WASHINGTON >> The last of thousands of Afghan refugees who awaited resettlement at eight U.S. military installations departed Saturday from a base in NJ, completing a journey that started with the chaotic evacuation from Kabul in August.
With assistance from refugee resettlement organizations, Afghans evacuated after their country fell to the Taliban have been gradually leaving the military bases in recent months and starting new lives in communities throughout the United States.
The U.S. admitted 76,000 Afghans as part of Operation Allies Welcome, the largest resettlement of refugees in the country in decades.
“It’s a really important milestone in Operation Allies Welcome but I want to stress that this mission isn’t over,” said Krish O’Mara Vignarajah, president and CEO of Lutheran Immigration and Refugee Service, one of nine national resettlement organizations that were part of the effort.
Afghans still in their country but facing danger under Taliban rule as well as those who have made it to the United States will still need assistance, Vignarajah said.
“Successful resettlement and integration won’t happen in just a matter of days or weeks,” she said. “Our new Afghan neighbors are going to need our support and friendship for months and years to come because the challenges they face won’t disappear overnight.”
The U.S. plans to admit thousands of Afghan refugees over the next year but they will arrive in smaller groups and will be housed in a facility at a location yet to be determined, the Department of Homeland Security said.
Housing facilities for refugees at Joint Base McGuire-Dix-Lakehurst in central NJ will remain open in the interim, the agency said. The base held the largest number of Afghans, reaching a peak of 14,500. The next largest was at Fort McCoy in Wisconsin, where the last group departed this past week.

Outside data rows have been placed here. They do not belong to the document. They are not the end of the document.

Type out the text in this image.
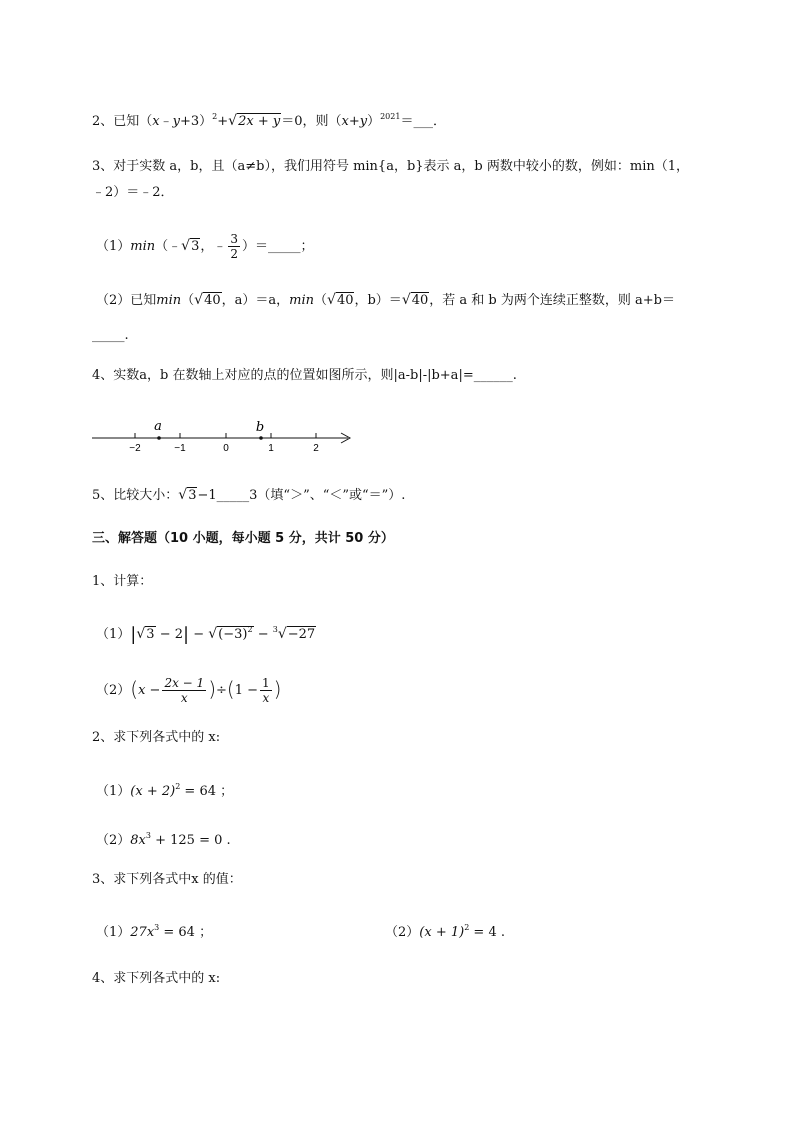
2、已知（x﹣y+3）$^2$+√2x + y＝0，则$(x+y)^{2021}=\_\_\_$．
3、对于实数 a，b，且（a≠b），我们用符号 min{a，b}表示 a，b 两数中较小的数，例如：min（1，
﹣2）＝﹣2．
（1）min（﹣√3，﹣ $\frac{3}{2}$ ）＝_____；
（2）已知min（√40，a）＝a，min（√40，b）＝√40，若 a 和 b 为两个连续正整数，则 a+b＝
_____.
4、实数a，b 在数轴上对应的点的位置如图所示，则|a-b|-|b+a|=______.
−2	−1	0	1	2
a	b
5、比较大小：√3−1_____3（填“＞”、“＜”或“＝”）.
三、解答题（10 小题，每小题 5 分，共计 50 分）
1、计算：
$(1)|√3 - 2| - √(-3)^2 - ^3√-27$
$(2)(x - \frac{2x - 1}{x} )\div(1 - \frac{1}{x}$ )
2、求下列各式中的 x:
$(1)(x + 2)^2 = 64$ ；
$(2)8x^3 + 125 = 0$ .
3、求下列各式中x 的值：
$(1)27x^3 = 64$ ；	$(2)(x + 1)^2 = 4$ .
4、求下列各式中的 x:
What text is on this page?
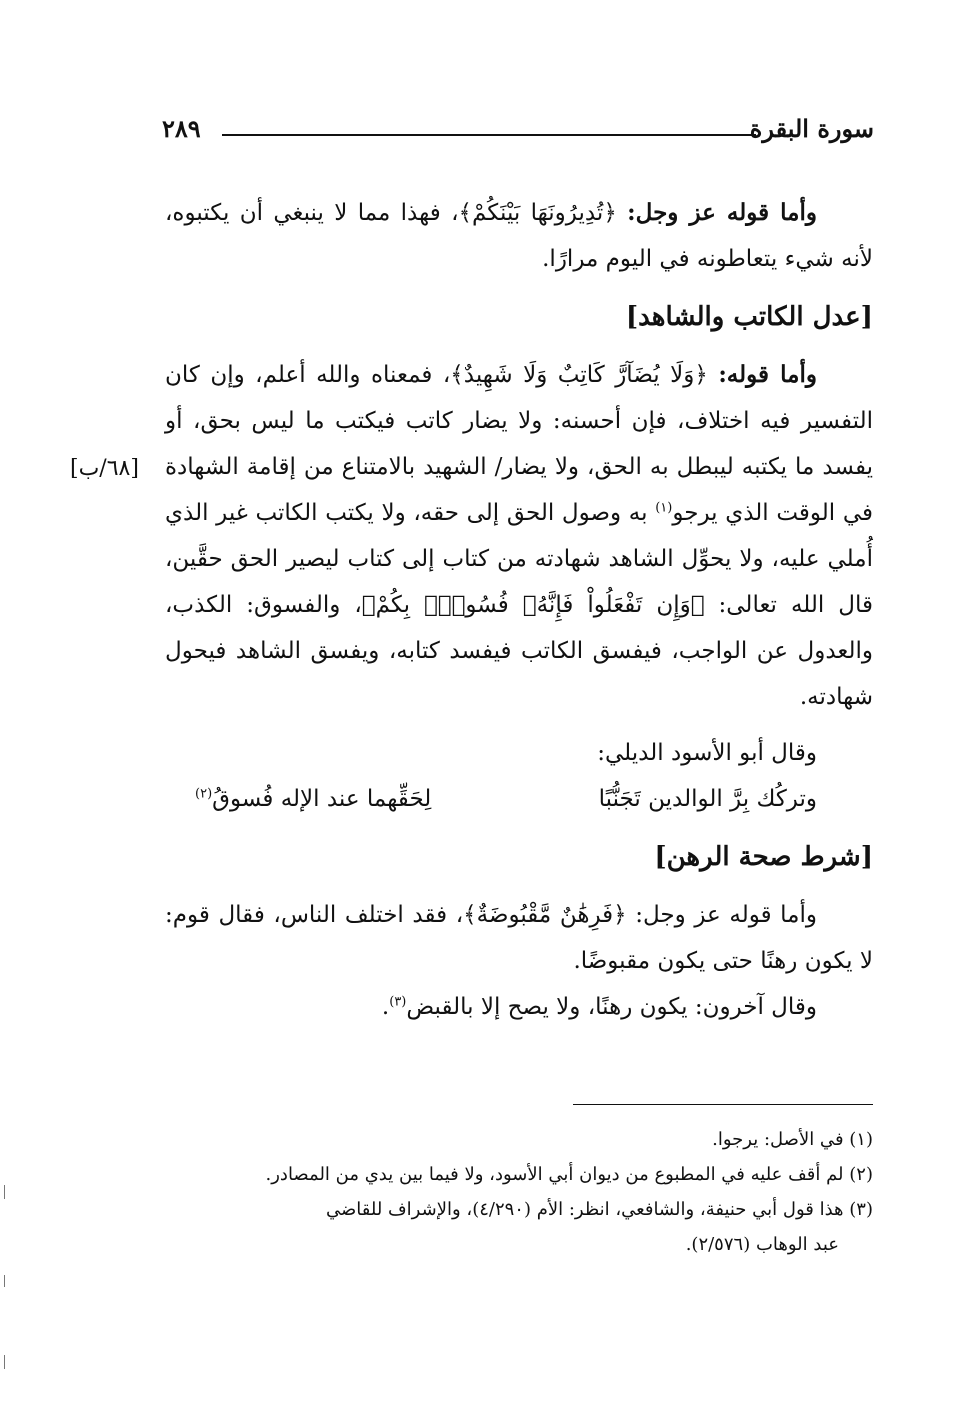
سورة البقرة
٢٨٩
[٦٨/ب]

وأما قوله عز وجل: ﴿تُدِيرُونَهَا بَيْنَكُمْ﴾، فهذا مما لا ينبغي أن يكتبوه، لأنه شيء يتعاطونه في اليوم مرارًا.

[عدل الكاتب والشاهد]

وأما قوله: ﴿وَلَا يُضَآرَّ كَاتِبٌ وَلَا شَهِيدٌ﴾، فمعناه والله أعلم، وإن كان التفسير فيه اختلاف، فإن أحسنه: ولا يضار كاتب فيكتب ما ليس بحق، أو يفسد ما يكتبه ليبطل به الحق، ولا يضار/ الشهيد بالامتناع من إقامة الشهادة في الوقت الذي يرجو$^{(١)}$ به وصول الحق إلى حقه، ولا يكتب الكاتب غير الذي أُملي عليه، ولا يحوِّل الشاهد شهادته من كتاب إلى كتاب ليصير الحق حقَّين، قال الله تعالى: ﴿وَإِن تَفْعَلُواْ فَإِنَّهُۥ فُسُوقٌۢ بِكُمْ﴾، والفسوق: الكذب، والعدول عن الواجب، فيفسق الكاتب فيفسد كتابه، ويفسق الشاهد فيحول شهادته.

وقال أبو الأسود الديلي:

وتركُك بِرَّ الوالدين تَجَنُّبًا
لِحَقِّهما عند الإله فُسوقُ$^{(٢)}$

[شرط صحة الرهن]

وأما قوله عز وجل: ﴿فَرِهَٰنٌ مَّقْبُوضَةٌ﴾، فقد اختلف الناس، فقال قوم: لا يكون رهنًا حتى يكون مقبوضًا.

وقال آخرون: يكون رهنًا، ولا يصح إلا بالقبض$^{(٣)}$.

(١) في الأصل: يرجوا.

(٢) لم أقف عليه في المطبوع من ديوان أبي الأسود، ولا فيما بين يدي من المصادر.

(٣) هذا قول أبي حنيفة، والشافعي، انظر: الأم (٤/٢٩٠)، والإشراف للقاضي

عبد الوهاب (٢/٥٧٦).
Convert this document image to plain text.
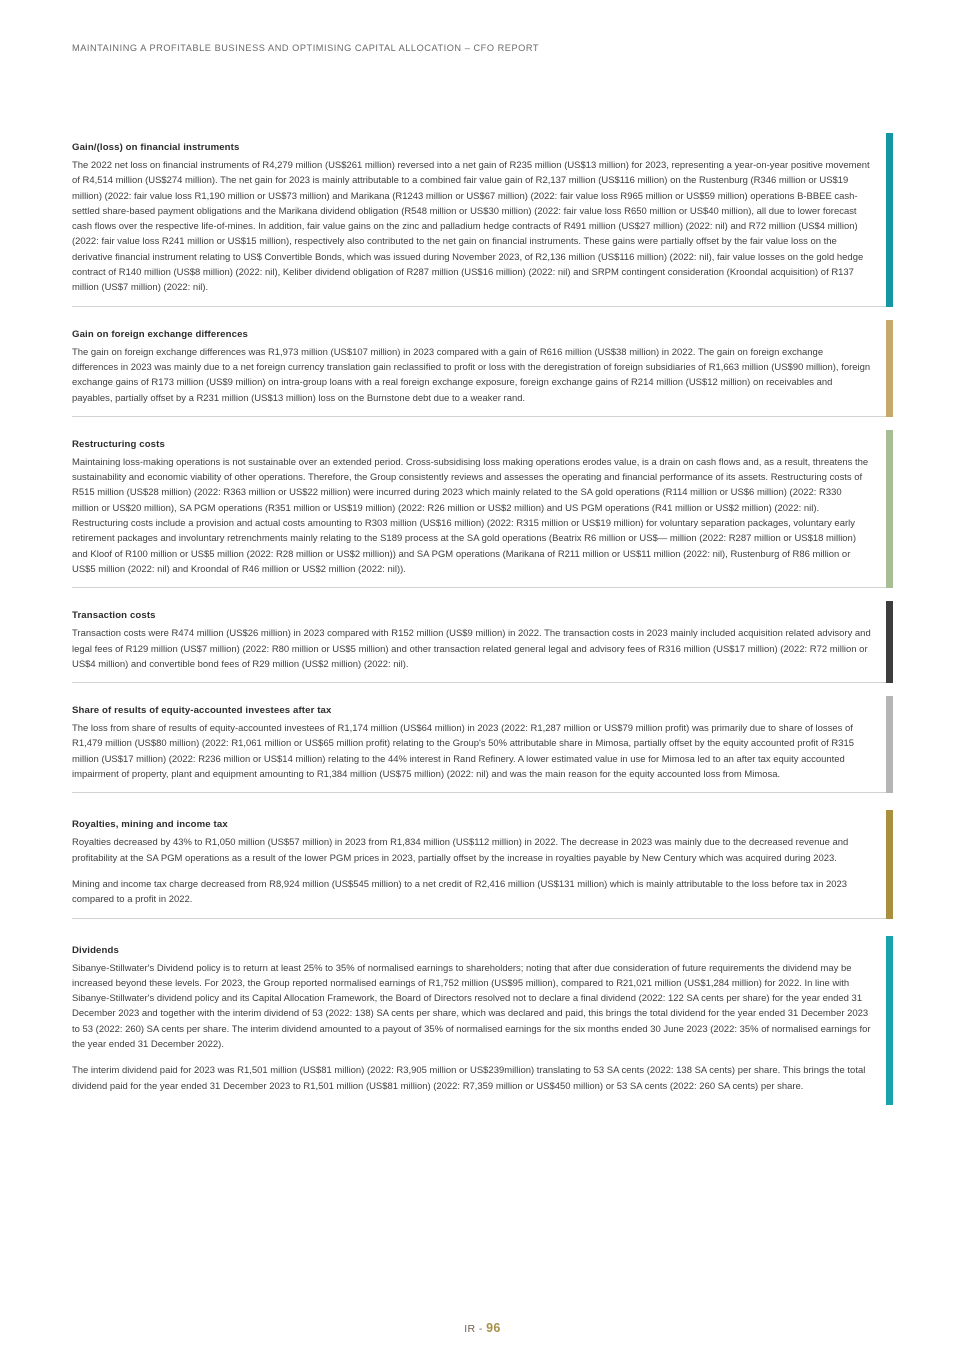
MAINTAINING A PROFITABLE BUSINESS AND OPTIMISING CAPITAL ALLOCATION – CFO REPORT
Gain/(loss) on financial instruments

The 2022 net loss on financial instruments of R4,279 million (US$261 million) reversed into a net gain of R235 million (US$13 million) for 2023, representing a year-on-year positive movement of R4,514 million (US$274 million). The net gain for 2023 is mainly attributable to a combined fair value gain of R2,137 million (US$116 million) on the Rustenburg (R346 million or US$19 million) (2022: fair value loss R1,190 million or US$73 million) and Marikana (R1243 million or US$67 million) (2022: fair value loss R965 million or US$59 million) operations B-BBEE cash-settled share-based payment obligations and the Marikana dividend obligation (R548 million or US$30 million) (2022: fair value loss R650 million or US$40 million), all due to lower forecast cash flows over the respective life-of-mines. In addition, fair value gains on the zinc and palladium hedge contracts of R491 million (US$27 million) (2022: nil) and R72 million (US$4 million) (2022: fair value loss R241 million or US$15 million), respectively also contributed to the net gain on financial instruments. These gains were partially offset by the fair value loss on the derivative financial instrument relating to US$ Convertible Bonds, which was issued during November 2023, of R2,136 million (US$116 million) (2022: nil), fair value losses on the gold hedge contract of R140 million (US$8 million) (2022: nil), Keliber dividend obligation of R287 million (US$16 million) (2022: nil) and SRPM contingent consideration (Kroondal acquisition) of R137 million (US$7 million) (2022: nil).

Gain on foreign exchange differences

The gain on foreign exchange differences was R1,973 million (US$107 million) in 2023 compared with a gain of R616 million (US$38 million) in 2022. The gain on foreign exchange differences in 2023 was mainly due to a net foreign currency translation gain reclassified to profit or loss with the deregistration of foreign subsidiaries of R1,663 million (US$90 million), foreign exchange gains of R173 million (US$9 million) on intra-group loans with a real foreign exchange exposure, foreign exchange gains of R214 million (US$12 million) on receivables and payables, partially offset by a R231 million (US$13 million) loss on the Burnstone debt due to a weaker rand.

Restructuring costs

Maintaining loss-making operations is not sustainable over an extended period. Cross-subsidising loss making operations erodes value, is a drain on cash flows and, as a result, threatens the sustainability and economic viability of other operations. Therefore, the Group consistently reviews and assesses the operating and financial performance of its assets. Restructuring costs of R515 million (US$28 million) (2022: R363 million or US$22 million) were incurred during 2023 which mainly related to the SA gold operations (R114 million or US$6 million) (2022: R330 million or US$20 million), SA PGM operations (R351 million or US$19 million) (2022: R26 million or US$2 million) and US PGM operations (R41 million or US$2 million) (2022: nil). Restructuring costs include a provision and actual costs amounting to R303 million (US$16 million) (2022: R315 million or US$19 million) for voluntary separation packages, voluntary early retirement packages and involuntary retrenchments mainly relating to the S189 process at the SA gold operations (Beatrix R6 million or US$— million (2022: R287 million or US$18 million) and Kloof of R100 million or US$5 million (2022: R28 million or US$2 million)) and SA PGM operations (Marikana of R211 million or US$11 million (2022: nil), Rustenburg of R86 million or US$5 million (2022: nil) and Kroondal of R46 million or US$2 million (2022: nil)).

Transaction costs

Transaction costs were R474 million (US$26 million) in 2023 compared with R152 million (US$9 million) in 2022. The transaction costs in 2023 mainly included acquisition related advisory and legal fees of R129 million (US$7 million) (2022: R80 million or US$5 million) and other transaction related general legal and advisory fees of R316 million (US$17 million) (2022: R72 million or US$4 million) and convertible bond fees of R29 million (US$2 million) (2022: nil).

Share of results of equity-accounted investees after tax

The loss from share of results of equity-accounted investees of R1,174 million (US$64 million) in 2023 (2022: R1,287 million or US$79 million profit) was primarily due to share of losses of R1,479 million (US$80 million) (2022: R1,061 million or US$65 million profit) relating to the Group's 50% attributable share in Mimosa, partially offset by the equity accounted profit of R315 million (US$17 million) (2022: R236 million or US$14 million) relating to the 44% interest in Rand Refinery. A lower estimated value in use for Mimosa led to an after tax equity accounted impairment of property, plant and equipment amounting to R1,384 million (US$75 million) (2022: nil) and was the main reason for the equity accounted loss from Mimosa.

Royalties, mining and income tax

Royalties decreased by 43% to R1,050 million (US$57 million) in 2023 from R1,834 million (US$112 million) in 2022. The decrease in 2023 was mainly due to the decreased revenue and profitability at the SA PGM operations as a result of the lower PGM prices in 2023, partially offset by the increase in royalties payable by New Century which was acquired during 2023.

Mining and income tax charge decreased from R8,924 million (US$545 million) to a net credit of R2,416 million (US$131 million) which is mainly attributable to the loss before tax in 2023 compared to a profit in 2022.

Dividends

Sibanye-Stillwater's Dividend policy is to return at least 25% to 35% of normalised earnings to shareholders; noting that after due consideration of future requirements the dividend may be increased beyond these levels. For 2023, the Group reported normalised earnings of R1,752 million (US$95 million), compared to R21,021 million (US$1,284 million) for 2022. In line with Sibanye-Stillwater's dividend policy and its Capital Allocation Framework, the Board of Directors resolved not to declare a final dividend (2022: 122 SA cents per share) for the year ended 31 December 2023 and together with the interim dividend of 53 (2022: 138) SA cents per share, which was declared and paid, this brings the total dividend for the year ended 31 December 2023 to 53 (2022: 260) SA cents per share. The interim dividend amounted to a payout of 35% of normalised earnings for the six months ended 30 June 2023 (2022: 35% of normalised earnings for the year ended 31 December 2022).

The interim dividend paid for 2023 was R1,501 million (US$81 million) (2022: R3,905 million or US$239million) translating to 53 SA cents (2022: 138 SA cents) per share. This brings the total dividend paid for the year ended 31 December 2023 to R1,501 million (US$81 million) (2022: R7,359 million or US$450 million) or 53 SA cents (2022: 260 SA cents) per share.

IR - 96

Afghans underwent immigration processing and health screening while they waited at the bases, often for months, until the strained refugee organizations could place them in communities. The government set up schools for the children who made up about 40 percent of the refugees at the NJ base.
Resettlement organizations and Homeland Security, the lead federal agency in the effort, had set a goal of having everyone off the bases by Feb. 15. It was a challenge because of the scarcity of affordable housing, cutbacks to refugee programs under President Donald Trump and the sheer number of refugees.
Most of the refugees have settled in established Afghan communities in northern Virginia and the surrounding Washington area, as well as Northern California and Texas.
States where between 1,000 and 3,000 have settled include Arizona, New York, Florida, Georgia, Colorado, Nebraska and Pennsylvania, according to State Department data obtained by The Associated Press.
DHS has previously said about 40 percent of the Afghans will qualify for the special immigrant visa for people who worked as military interpreters or for the U.S. government in some other capacity during America’s longest war.
Most of the rest, however, do not yet have permanent legal residency in the U.S. because they did not come under a refugee program but were admitted under a type of emergency federal authorization known as humanitarian parole.
Advocates for the refugees, including a number of prominent veterans groups, are pressing Congress to provide permanent residency with an “Afghan adjustment act,” similar to what has been done in the past for Cubans and Iraqis.